Physically, student athletes benefit greatly from participation. The athletes’ experience provides social, physical, emotional, spiritual and mental benefits. However, when athletes are out of college and not make it into professional sports, some may face issues like stress, healthy issues and finding job difficulties.
According to Mark Doman, CEO of the Doman Group, who spends most of his time educating athletes about their money and enhancing their financial literacy, told Huffington post that” There is an obvious disconnect between what people think these athletes make versus what they actually have in the bank and this leads to very difficult and unpleasant conversations with people.
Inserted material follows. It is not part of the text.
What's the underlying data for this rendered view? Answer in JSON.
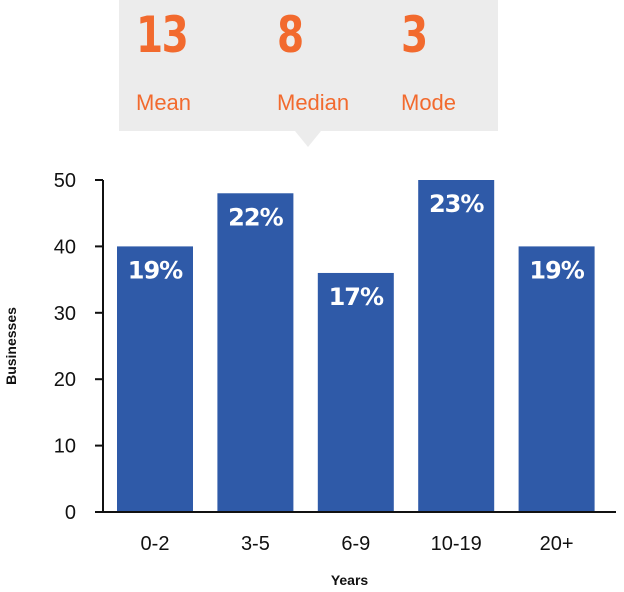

Some don’t even have basic skills of savings.”
Doman stated, “Athletes ‘lack of preparation’ for life after sports is major problem because these athletes have trained their entire lives to become professional.”
Sports dreams are not always a reality, and most student athletes have not had an opportunity to develop another skill set that will ensure their ability to earn a living when their pro career comes to an end, if it starts at all. The savings they have by 27 often ends up being gone out within a few short years. Student athletes commit to their sport 100%. But, as a result, they are not always prepared for the lives that lay ahead of them if they do not make it into the pros.